Often I'll have surrounding context that I use to define something, that has
very little relevance outside of that something. For instance:
let placeholder = "first $delim second $delim third".split("$delim",2)
let first = placeholder[0]
let second = placeholder[1]
let third = placeholder[2]
I will want to use first, second and third elsewhere in my program, but
placeholder only exists to create them, and it claims the name "placeholder" so
the next time I do something like this, I have to use "placeholder2" or
something, and just manually avoid name conflicts.
It's tempting to say the solution is to return a tuple, but even that requires
a dummy name
proc stillaplaceholder(): tuple[str,str,str] =
const placeholder = staticRead("somefile").split("$delim",2)
return (placeholder[0],placeholder[1],placeholder[2])
let (first,second,third) = stillaplaceholder()
And often times I want to define a procedure, which isn't exactly the same as
returning a procedure.
var select = prepare("SELECT info FROM thingy WHERE id = ?1")
var insert = prepare("INSERT INTO thingy DEFAULT VALUES")
proc createThingy(id: int64): something =
result = select.gofind(id)
if not result:
insert.inject()
result = last_row_id_thing()
Yeah, sqlite is great, I know.

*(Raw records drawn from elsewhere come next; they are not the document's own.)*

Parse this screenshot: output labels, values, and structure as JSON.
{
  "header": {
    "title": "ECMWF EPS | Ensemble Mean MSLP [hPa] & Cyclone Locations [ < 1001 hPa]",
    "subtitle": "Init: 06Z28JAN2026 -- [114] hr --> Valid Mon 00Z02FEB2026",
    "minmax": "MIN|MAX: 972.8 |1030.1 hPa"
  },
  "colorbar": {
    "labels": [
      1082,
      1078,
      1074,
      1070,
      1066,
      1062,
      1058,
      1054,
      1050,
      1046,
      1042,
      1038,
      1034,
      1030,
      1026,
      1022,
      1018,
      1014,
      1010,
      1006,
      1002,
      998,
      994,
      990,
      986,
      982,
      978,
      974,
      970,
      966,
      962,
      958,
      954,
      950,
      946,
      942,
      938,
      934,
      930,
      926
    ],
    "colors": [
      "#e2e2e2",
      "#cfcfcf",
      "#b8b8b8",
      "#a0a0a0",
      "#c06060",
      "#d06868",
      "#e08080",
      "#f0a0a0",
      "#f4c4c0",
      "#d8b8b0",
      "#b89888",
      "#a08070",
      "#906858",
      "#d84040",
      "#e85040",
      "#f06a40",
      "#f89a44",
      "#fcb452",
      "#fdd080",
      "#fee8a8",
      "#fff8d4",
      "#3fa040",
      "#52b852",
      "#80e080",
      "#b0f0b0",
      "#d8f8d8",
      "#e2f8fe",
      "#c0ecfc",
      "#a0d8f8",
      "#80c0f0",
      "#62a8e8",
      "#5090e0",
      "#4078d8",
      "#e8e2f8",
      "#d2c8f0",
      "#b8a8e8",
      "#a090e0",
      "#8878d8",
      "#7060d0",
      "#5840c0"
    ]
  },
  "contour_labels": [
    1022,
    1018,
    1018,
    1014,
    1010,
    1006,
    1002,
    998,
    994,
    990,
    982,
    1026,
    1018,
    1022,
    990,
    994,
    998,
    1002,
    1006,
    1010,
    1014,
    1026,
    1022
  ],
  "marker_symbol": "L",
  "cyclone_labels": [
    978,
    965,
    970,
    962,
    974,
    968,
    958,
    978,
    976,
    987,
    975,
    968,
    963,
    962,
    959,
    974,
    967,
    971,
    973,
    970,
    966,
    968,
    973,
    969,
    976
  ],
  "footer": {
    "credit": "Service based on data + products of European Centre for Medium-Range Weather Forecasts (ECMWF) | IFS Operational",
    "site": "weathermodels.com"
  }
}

But I don't want to pollute my namespace with
"select" and "insert", and it seems silly to make a separate module for every
table in the database that acts like this. But I can't put it in a block,
otherwise createThingy will go out of scope! I thought about using a template...

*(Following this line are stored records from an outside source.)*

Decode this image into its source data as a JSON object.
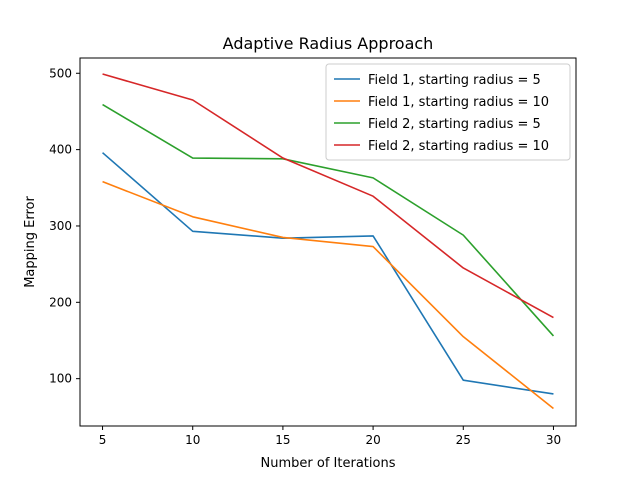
{
  "chart_data": {
    "type": "line",
    "title": "Adaptive Radius Approach",
    "xlabel": "Number of Iterations",
    "ylabel": "Mapping Error",
    "x": [
      5,
      10,
      15,
      20,
      25,
      30
    ],
    "xticks": [
      "5",
      "10",
      "15",
      "20",
      "25",
      "30"
    ],
    "yticks": [
      "100",
      "200",
      "300",
      "400",
      "500"
    ],
    "xlim": [
      3.75,
      31.25
    ],
    "ylim": [
      38,
      520
    ],
    "grid": false,
    "legend_position": "top-right",
    "series": [
      {
        "name": "Field 1, starting radius = 5",
        "color": "#1f77b4",
        "values": [
          396,
          293,
          284,
          287,
          98,
          80
        ]
      },
      {
        "name": "Field 1, starting radius = 10",
        "color": "#ff7f0e",
        "values": [
          358,
          312,
          285,
          273,
          155,
          61
        ]
      },
      {
        "name": "Field 2, starting radius = 5",
        "color": "#2ca02c",
        "values": [
          459,
          389,
          388,
          363,
          288,
          156
        ]
      },
      {
        "name": "Field 2, starting radius = 10",
        "color": "#d62728",
        "values": [
          499,
          465,
          389,
          339,
          245,
          180
        ]
      }
    ]
  }
}
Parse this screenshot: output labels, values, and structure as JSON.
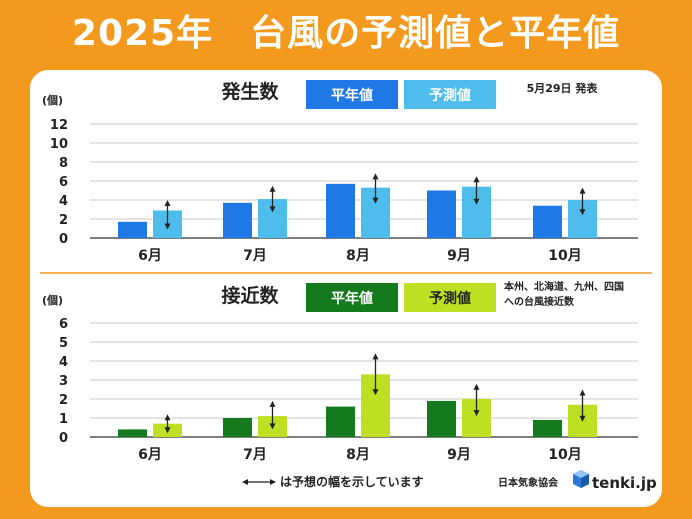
{
  "page_title": "2025年　台風の予測値と平年値",
  "release_note": "5月29日 発表",
  "note": "は予想の幅を示しています",
  "credit_jma": "日本気象協会",
  "credit_brand": "tenki.jp",
  "colors": {
    "background": "#f39a1e",
    "gen_normal": "#1f78e6",
    "gen_forecast": "#4fbdeb",
    "app_normal": "#147a1d",
    "app_forecast": "#bde022"
  },
  "chart_data": [
    {
      "type": "bar",
      "title": "発生数",
      "ylabel": "(個)",
      "ylim": [
        0,
        12
      ],
      "yticks": [
        0,
        2,
        4,
        6,
        8,
        10,
        12
      ],
      "categories": [
        "6月",
        "7月",
        "8月",
        "9月",
        "10月"
      ],
      "series": [
        {
          "name": "平年値",
          "values": [
            1.7,
            3.7,
            5.7,
            5.0,
            3.4
          ]
        },
        {
          "name": "予測値",
          "values": [
            2.9,
            4.1,
            5.3,
            5.4,
            4.0
          ],
          "range_low": [
            0.9,
            2.7,
            3.6,
            3.5,
            2.4
          ],
          "range_high": [
            4.0,
            5.5,
            6.8,
            6.5,
            5.3
          ]
        }
      ]
    },
    {
      "type": "bar",
      "title": "接近数",
      "subtitle": "本州、北海道、九州、四国\nへの台風接近数",
      "ylabel": "(個)",
      "ylim": [
        0,
        6
      ],
      "yticks": [
        0,
        1,
        2,
        3,
        4,
        5,
        6
      ],
      "categories": [
        "6月",
        "7月",
        "8月",
        "9月",
        "10月"
      ],
      "series": [
        {
          "name": "平年値",
          "values": [
            0.4,
            1.0,
            1.6,
            1.9,
            0.9
          ]
        },
        {
          "name": "予測値",
          "values": [
            0.7,
            1.1,
            3.3,
            2.0,
            1.7
          ],
          "range_low": [
            0.2,
            0.4,
            2.2,
            1.1,
            0.8
          ],
          "range_high": [
            1.2,
            1.9,
            4.4,
            2.8,
            2.5
          ]
        }
      ]
    }
  ]
}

template createcreateThingy(name: untyped, select: string, insert: string) =
var a = prepare(select)
var b = prepare(insert)
proc `name`(id: int64): something =
...
but then I end up with this ridiculous bit of code:
createcreateThingy(createThingy,"SELECT info FROM thingy WHERE id =
?1","INSERT INTO thingy DEFAULT VALUES")
I'm really not trying to automate creation of the code _inside_ the procedure.

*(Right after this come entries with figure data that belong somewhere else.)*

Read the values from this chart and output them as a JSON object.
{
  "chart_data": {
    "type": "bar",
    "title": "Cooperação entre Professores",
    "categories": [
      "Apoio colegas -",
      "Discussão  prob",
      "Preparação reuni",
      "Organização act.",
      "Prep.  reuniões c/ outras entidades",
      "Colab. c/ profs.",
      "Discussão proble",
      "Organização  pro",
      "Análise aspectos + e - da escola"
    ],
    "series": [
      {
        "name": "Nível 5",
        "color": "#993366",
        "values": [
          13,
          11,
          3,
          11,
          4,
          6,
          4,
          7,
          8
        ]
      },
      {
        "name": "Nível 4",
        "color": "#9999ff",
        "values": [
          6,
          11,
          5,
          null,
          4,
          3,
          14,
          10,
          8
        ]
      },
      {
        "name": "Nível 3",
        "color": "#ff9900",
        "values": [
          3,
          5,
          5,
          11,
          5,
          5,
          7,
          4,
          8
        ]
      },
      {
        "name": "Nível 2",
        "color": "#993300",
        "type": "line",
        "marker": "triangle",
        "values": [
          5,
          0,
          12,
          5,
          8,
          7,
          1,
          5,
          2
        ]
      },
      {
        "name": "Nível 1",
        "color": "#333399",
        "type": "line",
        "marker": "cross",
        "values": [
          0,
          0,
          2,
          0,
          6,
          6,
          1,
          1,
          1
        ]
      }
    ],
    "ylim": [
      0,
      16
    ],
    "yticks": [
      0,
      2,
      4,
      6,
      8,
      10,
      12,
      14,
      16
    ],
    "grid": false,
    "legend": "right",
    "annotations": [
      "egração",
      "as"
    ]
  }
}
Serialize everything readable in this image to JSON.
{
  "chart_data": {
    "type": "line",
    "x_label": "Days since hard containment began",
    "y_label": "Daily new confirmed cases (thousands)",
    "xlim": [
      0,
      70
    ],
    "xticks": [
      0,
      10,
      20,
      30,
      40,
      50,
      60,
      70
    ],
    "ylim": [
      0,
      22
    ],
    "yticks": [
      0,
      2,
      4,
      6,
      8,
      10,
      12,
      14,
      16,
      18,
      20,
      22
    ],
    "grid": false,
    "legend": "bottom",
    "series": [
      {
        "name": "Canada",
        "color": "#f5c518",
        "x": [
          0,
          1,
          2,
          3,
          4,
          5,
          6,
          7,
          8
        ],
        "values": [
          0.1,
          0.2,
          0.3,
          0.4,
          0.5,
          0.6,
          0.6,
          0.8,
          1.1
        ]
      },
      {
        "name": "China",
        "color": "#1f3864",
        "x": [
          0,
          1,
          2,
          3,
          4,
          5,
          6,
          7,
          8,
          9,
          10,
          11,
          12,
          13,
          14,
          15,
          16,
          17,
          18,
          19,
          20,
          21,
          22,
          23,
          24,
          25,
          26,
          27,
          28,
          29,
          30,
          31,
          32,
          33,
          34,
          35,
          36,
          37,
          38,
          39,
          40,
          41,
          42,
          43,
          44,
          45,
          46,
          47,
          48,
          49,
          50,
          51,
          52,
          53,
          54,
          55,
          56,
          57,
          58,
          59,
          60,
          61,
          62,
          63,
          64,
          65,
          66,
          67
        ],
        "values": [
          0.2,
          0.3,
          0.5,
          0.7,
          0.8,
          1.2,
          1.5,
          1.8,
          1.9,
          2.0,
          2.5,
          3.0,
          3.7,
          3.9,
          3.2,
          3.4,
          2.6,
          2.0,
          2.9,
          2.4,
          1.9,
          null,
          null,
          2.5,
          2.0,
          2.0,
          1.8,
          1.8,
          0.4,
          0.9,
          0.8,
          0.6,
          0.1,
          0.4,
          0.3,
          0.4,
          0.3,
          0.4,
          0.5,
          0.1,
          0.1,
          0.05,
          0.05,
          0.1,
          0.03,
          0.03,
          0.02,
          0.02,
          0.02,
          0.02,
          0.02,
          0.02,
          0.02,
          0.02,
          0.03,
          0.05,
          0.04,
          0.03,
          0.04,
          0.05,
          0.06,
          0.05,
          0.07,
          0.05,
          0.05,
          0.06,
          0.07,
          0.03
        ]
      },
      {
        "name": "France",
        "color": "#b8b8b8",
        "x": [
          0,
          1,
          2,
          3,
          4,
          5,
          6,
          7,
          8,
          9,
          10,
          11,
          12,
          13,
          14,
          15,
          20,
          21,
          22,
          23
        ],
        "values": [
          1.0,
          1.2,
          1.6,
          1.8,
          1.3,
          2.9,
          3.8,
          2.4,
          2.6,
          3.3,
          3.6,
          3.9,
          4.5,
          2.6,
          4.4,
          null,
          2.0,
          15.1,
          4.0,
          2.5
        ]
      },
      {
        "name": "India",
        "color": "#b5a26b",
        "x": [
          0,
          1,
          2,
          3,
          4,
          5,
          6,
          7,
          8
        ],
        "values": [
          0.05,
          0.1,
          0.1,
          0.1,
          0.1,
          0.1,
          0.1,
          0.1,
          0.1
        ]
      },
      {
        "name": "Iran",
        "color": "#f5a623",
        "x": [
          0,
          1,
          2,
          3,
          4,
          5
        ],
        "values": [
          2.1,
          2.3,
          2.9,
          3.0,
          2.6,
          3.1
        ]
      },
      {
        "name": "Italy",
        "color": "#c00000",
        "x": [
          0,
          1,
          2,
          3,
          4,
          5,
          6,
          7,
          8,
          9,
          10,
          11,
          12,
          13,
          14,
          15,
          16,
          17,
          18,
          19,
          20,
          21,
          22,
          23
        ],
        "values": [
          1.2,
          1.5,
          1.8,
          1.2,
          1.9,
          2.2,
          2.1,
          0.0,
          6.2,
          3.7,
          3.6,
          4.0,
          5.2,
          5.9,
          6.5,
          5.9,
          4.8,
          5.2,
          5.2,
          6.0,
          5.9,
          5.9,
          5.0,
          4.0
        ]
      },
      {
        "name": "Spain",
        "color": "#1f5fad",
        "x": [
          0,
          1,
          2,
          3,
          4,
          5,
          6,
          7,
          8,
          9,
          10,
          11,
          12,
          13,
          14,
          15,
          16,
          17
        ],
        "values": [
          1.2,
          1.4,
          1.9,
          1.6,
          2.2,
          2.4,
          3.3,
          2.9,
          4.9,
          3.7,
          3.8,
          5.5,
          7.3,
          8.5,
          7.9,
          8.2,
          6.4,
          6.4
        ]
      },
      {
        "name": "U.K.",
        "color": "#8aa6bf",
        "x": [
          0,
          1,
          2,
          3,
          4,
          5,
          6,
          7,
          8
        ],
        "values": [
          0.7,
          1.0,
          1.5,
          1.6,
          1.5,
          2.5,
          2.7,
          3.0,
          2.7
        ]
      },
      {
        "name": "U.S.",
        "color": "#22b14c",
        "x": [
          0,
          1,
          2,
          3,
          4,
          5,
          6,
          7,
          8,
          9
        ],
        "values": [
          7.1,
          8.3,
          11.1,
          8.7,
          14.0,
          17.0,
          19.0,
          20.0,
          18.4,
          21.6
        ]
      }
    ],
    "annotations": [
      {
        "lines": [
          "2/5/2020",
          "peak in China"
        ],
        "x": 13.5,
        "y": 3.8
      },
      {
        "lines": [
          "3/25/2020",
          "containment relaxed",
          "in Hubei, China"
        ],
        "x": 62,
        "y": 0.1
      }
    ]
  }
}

I'm just trying to hide the "select" and "insert" variables. Sure I could
prepare them every time the function is called, or make some sort of a cache to
look up previously prepared statements, but it's nicer to just use a
surrounding context, and have nim just know which variables are which.
Is there an elegant solution to this? Or am I just being too picky, and using
stuff like placeholder2 is a perfectly good idea?